Well, you were right assuming they are cb. I have never seen wc galacs FS, not sure if thats coinsidence or if that is due to export laws...


----------



## NickBoudin (Nov 3, 2007)

Any idea on the age? I'm not sure. I've never kept galact's before. Very bold frogs I've noticed so far.


----------



## Otis (Apr 16, 2006)

They look good, and sweet viv. It looks pretty grown if you've just set it up. 
Have you heard any calling? galacs can take at least 2 years to mature so if you hear calling they are probably at least 2. Other than that, if they look full grown and healthy they are probably at least a year old. Besides size and calling I have no idea how to tell how old a frog is, they age much better than us!


----------



## NickBoudin (Nov 3, 2007)

No calling yet. I think they still have a while before they're mature, though, I am not sure.

Do the males call, before they mature? Or is that a sure sign that they ARE mature?


Sorry, I've only kept froglets, and I have not kept adults in the past.


----------



## Otis (Apr 16, 2006)

Calling means they are sexually mature, but just because they do not call and are males it does not mean they are not mature. Calling depends on a lot of things, and if you just got them it may take a little while for them to get used to everything before they start thinking about breeding. Your frogs look great though!


----------



## AlexD (Sep 19, 2007)

otis07 said:


> Well, you were right assuming they are cb. I have never seen wc galacs FS, not sure if thats coinsidence or if that is due to export laws...

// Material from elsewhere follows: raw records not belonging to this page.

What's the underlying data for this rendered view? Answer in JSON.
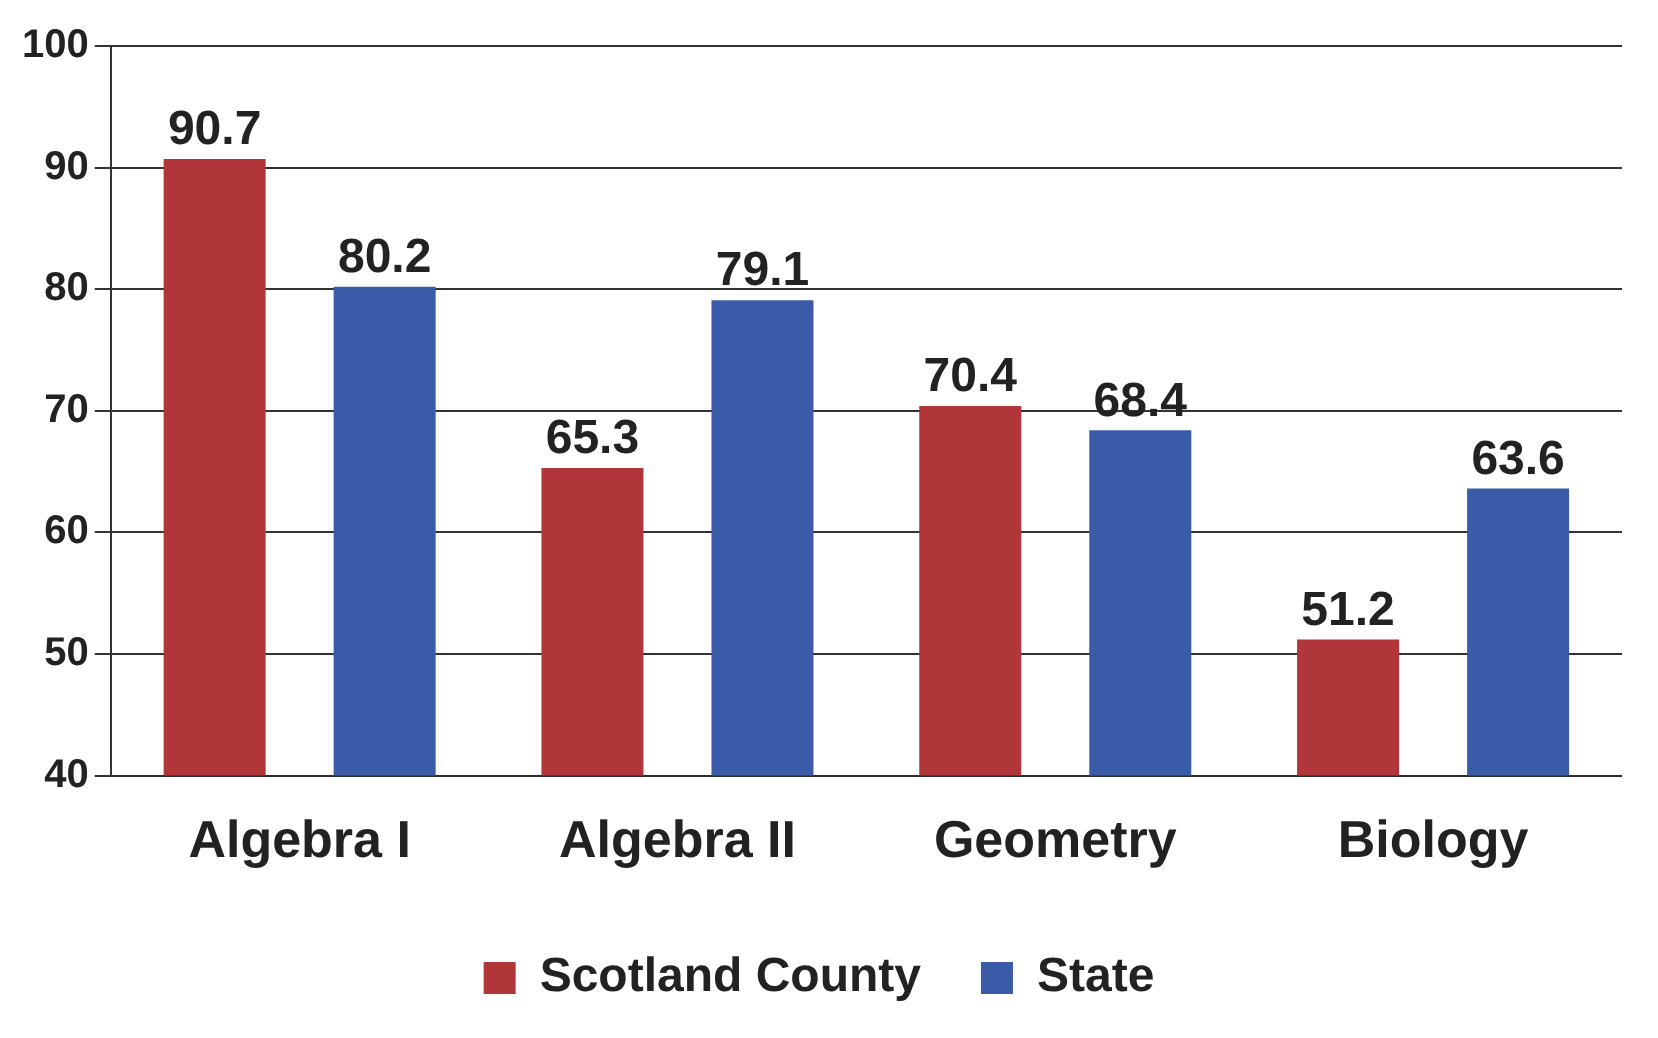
{
  "chart_data": {
    "type": "bar",
    "categories": [
      "Algebra I",
      "Algebra II",
      "Geometry",
      "Biology"
    ],
    "series": [
      {
        "name": "Scotland County",
        "color": "#b0363a",
        "values": [
          90.7,
          65.3,
          70.4,
          51.2
        ]
      },
      {
        "name": "State",
        "color": "#3a5ca8",
        "values": [
          80.2,
          79.1,
          68.4,
          63.6
        ]
      }
    ],
    "ylim": [
      40,
      100
    ],
    "yticks": [
      40,
      50,
      60,
      70,
      80,
      90,
      100
    ],
    "grid": "y",
    "legend": "bottom",
    "data_labels": true
  }
}
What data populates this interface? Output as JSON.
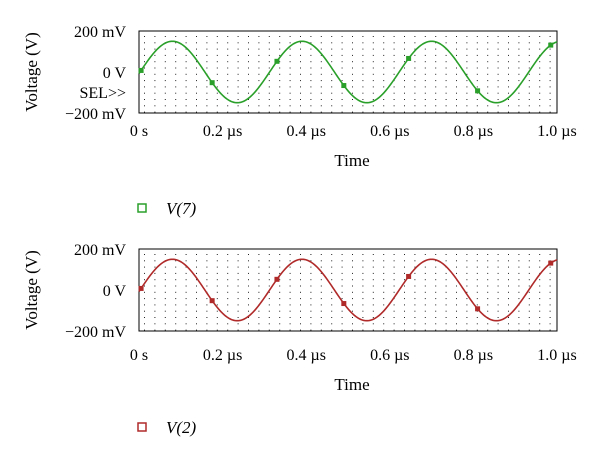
{
  "colors": {
    "top": "#2aa02a",
    "bottom": "#b02a2a"
  },
  "chart_data": [
    {
      "type": "line",
      "xlabel": "Time",
      "ylabel": "Voltage (V)",
      "xlim": [
        0,
        1.0
      ],
      "ylim": [
        -200,
        200
      ],
      "x_ticks": [
        "0 s",
        "0.2 µs",
        "0.4 µs",
        "0.6 µs",
        "0.8 µs",
        "1.0 µs"
      ],
      "y_ticks": [
        "200 mV",
        "0 V",
        "−200 mV"
      ],
      "annotation": "SEL>>",
      "grid": "dotted",
      "series": [
        {
          "name": "V(7)",
          "color": "#2aa02a",
          "amplitude_mV": 150,
          "period_us": 0.31,
          "peak_at_us": 0.08,
          "x": [
            0.0,
            0.08,
            0.235,
            0.39,
            0.545,
            0.7,
            0.855,
            1.0
          ],
          "y": [
            20,
            150,
            -150,
            150,
            -150,
            150,
            -150,
            145
          ],
          "marker_x": [
            0.005,
            0.175,
            0.33,
            0.49,
            0.645,
            0.81,
            0.985
          ]
        }
      ]
    },
    {
      "type": "line",
      "xlabel": "Time",
      "ylabel": "Voltage (V)",
      "xlim": [
        0,
        1.0
      ],
      "ylim": [
        -200,
        200
      ],
      "x_ticks": [
        "0 s",
        "0.2 µs",
        "0.4 µs",
        "0.6 µs",
        "0.8 µs",
        "1.0 µs"
      ],
      "y_ticks": [
        "200 mV",
        "0 V",
        "−200 mV"
      ],
      "grid": "dotted",
      "series": [
        {
          "name": "V(2)",
          "color": "#b02a2a",
          "amplitude_mV": 150,
          "period_us": 0.31,
          "peak_at_us": 0.08,
          "x": [
            0.0,
            0.08,
            0.235,
            0.39,
            0.545,
            0.7,
            0.855,
            1.0
          ],
          "y": [
            20,
            150,
            -150,
            150,
            -150,
            150,
            -150,
            145
          ],
          "marker_x": [
            0.005,
            0.175,
            0.33,
            0.49,
            0.645,
            0.81,
            0.985
          ]
        }
      ]
    }
  ]
}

Yeah, since these guys are from Brazil, there are no wild-caughts. There was even some small discussion at one point about their legality, along with castis, even for CB's, but I think that has pretty much blown over.


----------



## ggazonas (May 11, 2008)

Did you get those from the white plains show, I think I may have spoken to you.


----------



## ggazonas (May 11, 2008)

If those are from the White plains hsow I beleiv they are between 4-6 months old, and they are very healthy looking frogs.


----------



## evolvstll (Feb 17, 2007)

You are very unlikely to see WC galacs as they are native to Brazil. Brazil does not export...........likely entered the market from offspring from zoos, or paperwork was obtained in Europe and then imported.


----------



## markpulawski (Nov 19, 2004)

There were 1000's of Galacs smuggled out of Brazil in the late 90's, I believe most went through Surinam and then to Europe. Quite a few WC were brought over here, "legally" exported from Europe, most all were orange and reds. Some of the rarers morphs came over later as CB animals (yellow, moonshine, solid orange).


----------